|February 08, 2012|
Triodos ramps up green lending 36 per cent
|Triodos will today report that its lending to sustainable organisations in the UK soared 36 per cent during 2011, taking the specialist green bank's loan book to £424m.|
The company's UK loan book increased by £113m, despite an economic climate that has seen many banks scale back lending activity, while its overall lending and commitments now total £625m.
The largest volume growth areas last year were renewable energy, up about 25 per cent, and social housing, which increased 240 per cent.
Dr Bevis Watts, head of business banking at Triodos, said the company was already two years ahead of its previous business plan targets and predicted growth could go above 20 per cent this coming year as the global green economy continues to expand.
"I can't imagine there is another bank that grew its lending 36 per cent and I really don't think there is another bank that did this lending entirely to [this sector]," he told BusinessGreen. "What's really positive about these figures is that in a recession there is still continued growth in renewables, in recycling and composting... and energy efficiency. There's a new economy to be built here."

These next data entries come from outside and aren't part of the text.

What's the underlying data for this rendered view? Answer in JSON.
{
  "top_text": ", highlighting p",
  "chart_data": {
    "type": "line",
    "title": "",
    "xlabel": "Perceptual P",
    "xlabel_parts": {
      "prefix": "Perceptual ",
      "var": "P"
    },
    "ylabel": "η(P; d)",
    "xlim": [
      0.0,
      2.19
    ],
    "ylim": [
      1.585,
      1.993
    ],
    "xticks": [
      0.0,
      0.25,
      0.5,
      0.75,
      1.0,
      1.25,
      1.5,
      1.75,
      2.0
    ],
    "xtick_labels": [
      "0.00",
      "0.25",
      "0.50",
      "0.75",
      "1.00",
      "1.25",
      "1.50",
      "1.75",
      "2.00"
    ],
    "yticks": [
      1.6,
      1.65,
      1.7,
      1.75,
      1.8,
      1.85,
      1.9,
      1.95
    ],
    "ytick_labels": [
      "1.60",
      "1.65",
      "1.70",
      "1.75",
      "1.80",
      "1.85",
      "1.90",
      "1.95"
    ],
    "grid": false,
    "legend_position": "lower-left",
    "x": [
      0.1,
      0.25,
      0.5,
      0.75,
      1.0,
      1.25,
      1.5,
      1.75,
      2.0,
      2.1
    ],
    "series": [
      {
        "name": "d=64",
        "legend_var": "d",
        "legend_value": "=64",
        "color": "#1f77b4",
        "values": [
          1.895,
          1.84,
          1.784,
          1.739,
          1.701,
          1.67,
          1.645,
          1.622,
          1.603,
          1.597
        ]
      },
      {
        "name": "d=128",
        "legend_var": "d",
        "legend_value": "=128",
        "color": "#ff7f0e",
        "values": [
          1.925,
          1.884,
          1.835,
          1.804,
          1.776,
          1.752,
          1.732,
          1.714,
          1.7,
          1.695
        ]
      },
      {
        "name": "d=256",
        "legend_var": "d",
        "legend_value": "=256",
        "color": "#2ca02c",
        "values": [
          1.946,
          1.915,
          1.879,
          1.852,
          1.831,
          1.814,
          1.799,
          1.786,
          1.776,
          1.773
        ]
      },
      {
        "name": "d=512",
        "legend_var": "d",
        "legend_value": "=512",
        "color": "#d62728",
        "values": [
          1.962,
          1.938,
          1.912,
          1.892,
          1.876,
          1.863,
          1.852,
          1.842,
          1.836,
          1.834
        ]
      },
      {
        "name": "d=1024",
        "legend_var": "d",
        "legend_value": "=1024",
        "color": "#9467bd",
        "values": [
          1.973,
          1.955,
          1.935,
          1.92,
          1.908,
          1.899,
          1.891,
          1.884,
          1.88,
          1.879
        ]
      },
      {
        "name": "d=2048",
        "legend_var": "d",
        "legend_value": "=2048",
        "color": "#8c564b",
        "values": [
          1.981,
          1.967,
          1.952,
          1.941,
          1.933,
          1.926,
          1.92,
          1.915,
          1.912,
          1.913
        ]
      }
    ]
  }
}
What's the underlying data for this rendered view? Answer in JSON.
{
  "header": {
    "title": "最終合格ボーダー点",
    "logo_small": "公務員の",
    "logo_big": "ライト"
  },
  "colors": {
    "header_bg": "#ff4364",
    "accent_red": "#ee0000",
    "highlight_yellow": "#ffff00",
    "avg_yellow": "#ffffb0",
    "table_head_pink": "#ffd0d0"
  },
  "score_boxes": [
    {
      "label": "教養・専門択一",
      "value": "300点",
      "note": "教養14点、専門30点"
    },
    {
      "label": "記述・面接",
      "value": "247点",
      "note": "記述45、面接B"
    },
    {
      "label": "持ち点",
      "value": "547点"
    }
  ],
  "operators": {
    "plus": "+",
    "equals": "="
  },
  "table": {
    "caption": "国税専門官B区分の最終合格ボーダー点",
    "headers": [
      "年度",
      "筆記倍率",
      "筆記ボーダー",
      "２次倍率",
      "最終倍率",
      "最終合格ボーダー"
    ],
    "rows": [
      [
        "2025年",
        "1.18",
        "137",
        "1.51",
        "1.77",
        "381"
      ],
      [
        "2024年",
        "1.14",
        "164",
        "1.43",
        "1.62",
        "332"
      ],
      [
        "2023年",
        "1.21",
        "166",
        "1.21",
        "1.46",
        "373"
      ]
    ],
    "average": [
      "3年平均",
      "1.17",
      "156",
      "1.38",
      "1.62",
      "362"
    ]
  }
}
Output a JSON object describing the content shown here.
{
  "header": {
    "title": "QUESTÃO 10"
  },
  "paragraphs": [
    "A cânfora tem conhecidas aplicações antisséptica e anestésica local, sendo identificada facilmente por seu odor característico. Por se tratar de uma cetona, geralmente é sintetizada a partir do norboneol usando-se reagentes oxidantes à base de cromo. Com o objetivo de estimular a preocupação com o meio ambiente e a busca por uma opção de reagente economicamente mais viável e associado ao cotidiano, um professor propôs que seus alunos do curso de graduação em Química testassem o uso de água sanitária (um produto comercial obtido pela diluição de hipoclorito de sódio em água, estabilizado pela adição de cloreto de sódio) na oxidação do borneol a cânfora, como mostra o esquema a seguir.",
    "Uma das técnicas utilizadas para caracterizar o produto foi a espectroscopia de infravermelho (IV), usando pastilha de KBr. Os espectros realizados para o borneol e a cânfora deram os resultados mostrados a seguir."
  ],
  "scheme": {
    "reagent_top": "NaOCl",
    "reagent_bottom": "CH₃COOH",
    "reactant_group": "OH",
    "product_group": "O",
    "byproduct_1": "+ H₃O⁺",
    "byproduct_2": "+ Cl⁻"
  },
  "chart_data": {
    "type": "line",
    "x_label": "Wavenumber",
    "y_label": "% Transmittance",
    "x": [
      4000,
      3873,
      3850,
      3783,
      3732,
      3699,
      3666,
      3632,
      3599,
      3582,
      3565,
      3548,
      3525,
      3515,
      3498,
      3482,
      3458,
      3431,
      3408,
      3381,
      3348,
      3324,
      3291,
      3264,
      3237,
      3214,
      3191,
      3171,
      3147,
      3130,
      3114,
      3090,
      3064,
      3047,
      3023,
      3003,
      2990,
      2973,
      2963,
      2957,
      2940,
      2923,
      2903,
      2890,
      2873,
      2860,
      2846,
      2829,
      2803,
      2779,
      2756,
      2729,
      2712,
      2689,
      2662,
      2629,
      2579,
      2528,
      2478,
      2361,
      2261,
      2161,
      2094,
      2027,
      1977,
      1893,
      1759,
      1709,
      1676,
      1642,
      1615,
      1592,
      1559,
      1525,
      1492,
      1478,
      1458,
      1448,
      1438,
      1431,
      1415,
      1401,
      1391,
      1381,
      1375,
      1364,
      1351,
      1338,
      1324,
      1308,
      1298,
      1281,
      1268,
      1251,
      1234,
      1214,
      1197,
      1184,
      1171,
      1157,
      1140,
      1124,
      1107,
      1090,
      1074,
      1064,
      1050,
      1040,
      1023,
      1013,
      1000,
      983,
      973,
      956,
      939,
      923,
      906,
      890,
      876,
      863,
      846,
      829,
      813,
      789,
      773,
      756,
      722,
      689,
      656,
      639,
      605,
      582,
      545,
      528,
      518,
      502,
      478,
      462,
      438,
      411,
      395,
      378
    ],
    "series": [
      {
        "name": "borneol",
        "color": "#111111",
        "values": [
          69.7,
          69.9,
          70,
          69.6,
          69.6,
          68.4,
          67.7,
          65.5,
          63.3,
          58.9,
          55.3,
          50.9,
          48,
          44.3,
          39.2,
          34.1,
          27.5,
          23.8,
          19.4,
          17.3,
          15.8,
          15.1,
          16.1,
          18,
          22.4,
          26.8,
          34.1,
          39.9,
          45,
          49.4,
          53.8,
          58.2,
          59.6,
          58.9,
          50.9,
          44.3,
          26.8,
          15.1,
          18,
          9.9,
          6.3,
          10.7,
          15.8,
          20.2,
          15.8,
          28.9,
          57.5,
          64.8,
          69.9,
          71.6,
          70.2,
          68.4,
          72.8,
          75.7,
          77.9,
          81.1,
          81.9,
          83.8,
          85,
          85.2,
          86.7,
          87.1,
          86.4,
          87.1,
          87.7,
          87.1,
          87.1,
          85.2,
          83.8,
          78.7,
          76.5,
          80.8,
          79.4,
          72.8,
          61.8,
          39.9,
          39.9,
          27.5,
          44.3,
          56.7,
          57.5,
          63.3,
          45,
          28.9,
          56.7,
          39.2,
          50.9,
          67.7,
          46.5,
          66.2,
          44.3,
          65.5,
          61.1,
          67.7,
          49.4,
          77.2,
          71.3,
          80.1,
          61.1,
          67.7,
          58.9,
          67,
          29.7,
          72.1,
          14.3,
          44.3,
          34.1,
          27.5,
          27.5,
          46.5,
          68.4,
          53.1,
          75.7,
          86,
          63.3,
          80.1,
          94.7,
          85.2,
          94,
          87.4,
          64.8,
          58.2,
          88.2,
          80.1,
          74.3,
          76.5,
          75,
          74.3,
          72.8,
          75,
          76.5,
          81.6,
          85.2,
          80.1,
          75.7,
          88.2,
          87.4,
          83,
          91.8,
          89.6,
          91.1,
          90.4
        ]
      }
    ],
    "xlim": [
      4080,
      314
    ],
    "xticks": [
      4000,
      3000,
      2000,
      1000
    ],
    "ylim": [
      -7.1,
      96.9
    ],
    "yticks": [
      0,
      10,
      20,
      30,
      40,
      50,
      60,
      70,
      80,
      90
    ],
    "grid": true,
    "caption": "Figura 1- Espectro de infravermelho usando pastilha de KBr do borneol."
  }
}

Triodos, headquartered in Holland, only lends to businesses and charities delivering social and environmental benefits, concentrating on the organic food and farming, renewable energy, social housing, and fair trade sectors.
Last year it launched a £15m share issue to increase its investment in onshore wind, with the aim of supporting 100MW of capacity by 2015. Bevis said Triodos would continue to "raise capital on an ongoing basis", but highlighted deposits, which grew by about 10 per cent, as an area to improve.
"We would anticipate that our UK deposits grew faster than the market norm, but they didn't grow at the rate our lending did," he said, adding that lending could increase further if savers considered how their savings might perform if they were invested in a more sustainable way.
Beneficiaries of Triodos' lending included Tablehurst Farm, an organic community farming cooperative in East Sussex that used loan finance to install a solar PV system, and Utility Aid, social enterprise in Lincolnshire that helps charities save money on energy..
In a separate statement, Watts added that the bank's success demonstrated the commerical viability of taking a more environmentally sustainable approach to banking, arguing that it provided "an indication that a sustainable and socially conscious approach can help businesses and charities to flourish, bucking the trends of the wider market".